Prediction markets have been dealt another blow in the courts after an Ohio judge dismissed a request from Kalshi for an injunction against the Ohio Casino Control Commission (OCCC).
The authority is aiming to curtail Kalshi and other companies from operating as an “unlicensed sportsbook” that is “facilitating bookmaking”. It is the latest state, behind the likes of Tennessee and New York, to rule against the business.
Judge obligated to “avoid absurdity”
Delivering the ruling, U.S. District Court Judge Sarah Morrison argued Kalshi’s assertion that sports event contracts should be treated as federally regulated swaps did not hold up.
She explained that swaps are “understood as a transaction involving financial instruments and measures that traditionally and directly affect commodity prices.”
Elaborating, she wrote: “Currency exchange rates, the weather and energy costs all do that: the number of points scored in the Huskies-Bobcats game does not,
“This conclusion is further supported by the Court’s obligation to avoid absurdity. Ohio argues that absurd results would flow from defining a ‘swap’ to include a sports-event contract. The Court agrees.”
Ohio Attorney General Dave Yost was delighted with the verdict. He wrote on social media site X: “”Kalshi argued the federal Commodity Exchange Act preempts enforcement of Ohio law. Nope. These ‘prediction markets’ have exploded and look an awful lot like gambling. Big win for Ohio!”

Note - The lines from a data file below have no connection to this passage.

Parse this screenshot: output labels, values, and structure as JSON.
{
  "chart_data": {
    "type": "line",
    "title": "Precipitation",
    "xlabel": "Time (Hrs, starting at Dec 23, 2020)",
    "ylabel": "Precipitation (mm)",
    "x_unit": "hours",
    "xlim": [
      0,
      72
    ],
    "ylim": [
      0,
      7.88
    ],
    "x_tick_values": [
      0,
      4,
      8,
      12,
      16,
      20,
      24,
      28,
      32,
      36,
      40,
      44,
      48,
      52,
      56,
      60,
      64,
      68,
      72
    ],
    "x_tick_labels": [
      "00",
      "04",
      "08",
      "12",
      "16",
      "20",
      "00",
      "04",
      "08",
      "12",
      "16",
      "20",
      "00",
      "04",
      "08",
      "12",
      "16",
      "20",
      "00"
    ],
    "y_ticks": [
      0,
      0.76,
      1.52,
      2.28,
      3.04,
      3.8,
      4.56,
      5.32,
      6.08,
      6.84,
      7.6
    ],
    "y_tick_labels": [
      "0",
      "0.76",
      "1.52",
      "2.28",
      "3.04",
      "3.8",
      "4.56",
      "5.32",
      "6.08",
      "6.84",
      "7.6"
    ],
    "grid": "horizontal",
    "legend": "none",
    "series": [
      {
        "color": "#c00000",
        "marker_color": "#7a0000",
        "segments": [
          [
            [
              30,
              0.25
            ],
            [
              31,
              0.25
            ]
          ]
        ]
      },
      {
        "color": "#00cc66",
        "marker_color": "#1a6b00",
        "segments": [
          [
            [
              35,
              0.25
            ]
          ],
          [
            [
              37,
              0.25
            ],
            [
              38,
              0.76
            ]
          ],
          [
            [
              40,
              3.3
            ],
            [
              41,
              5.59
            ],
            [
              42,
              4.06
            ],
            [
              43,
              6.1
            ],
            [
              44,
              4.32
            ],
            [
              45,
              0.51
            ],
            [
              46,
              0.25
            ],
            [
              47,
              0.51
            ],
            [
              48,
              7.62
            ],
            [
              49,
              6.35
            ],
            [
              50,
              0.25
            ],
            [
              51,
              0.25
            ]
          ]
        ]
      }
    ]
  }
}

Ohio latest state to clip wings of prediction markets
Ohio’s ruling adds to a growing list of states taking enforcement action against prediction market operator Kalshi over contracts tied to sporting events. Regulators in several jurisdictions have argued that the company’s event contracts function much like traditional sports wagers, meaning they should fall under state gambling laws rather than federal commodities regulation.
Tennessee was among the first to act earlier this year, when the Tennessee Sports Wagering Council issued cease-and-desist letters to Kalshi and other platforms, ordering them to stop accepting customers in the state and unwind existing contracts. Regulators said the markets amounted to unlicensed sports betting activity under Tennessee law.
New York has also taken a similar stance. The New York State Gaming Commission sent Kalshi a cease-and-desist letter alleging the company was offering “unlicensed sports wagering,” prompting the firm to file a federal lawsuit arguing that its contracts fall under federal oversight by the Commodity Futures Trading Commission (CFTC).
Nevada regulators have gone further, filing a lawsuit seeking to block the platform from offering sports-related event contracts to residents. The Nevada Gaming Control Board says such activity constitutes illegal gambling unless the operator holds a state gaming license, intensifying a broader legal clash over regulatory authority.
Other states have also stepped into the dispute. Massachusetts filed a lawsuit accusing Kalshi of operating an illegal sports wagering platform, while regulators in Connecticut, Maryland and New Jersey have pursued similar enforcement actions or regulatory challenges. Taken together, the growing number of cases illustrates the widening conflict between state gambling authorities and prediction market platforms over how sports event contracts should be regulated.
CFTC remains steadfast in support of prediction markets
The dispute has also drawn the attention of federal regulators. Last month, the CFTC signaled it intends to assert greater authority over the rapidly expanding prediction market sector, which has grown into a multi-billion-dollar industry.
CFTC chairman Michael Selig, a Donald Trump appointee, accused several state governments of attempting to undermine the agency’s jurisdiction. The regulator filed an amicus brief in federal court arguing that oversight of prediction markets should fall under federal commodities law rather than a patchwork of state gambling regulations.
In a Wall Street Journal opinion piece, Selig said the agency would not “sit idly by while overzealous state governments undermine the agency’s exclusive jurisdiction.” In a video posted later on X, he added that the CFTC wants to ensure prediction markets can operate in the United States with the same “integrity and resilience” expected of derivatives markets.
The regulator has also established a new Innovation Advisory Committee to help shape its approach to emerging financial technologies, including prediction markets. The panel includes representatives from companies such as Coinbase, CME Group, Nasdaq, Kalshi, Polymarket and DraftKings, and is expected to advise the agency on developing clearer rules as the market evolves.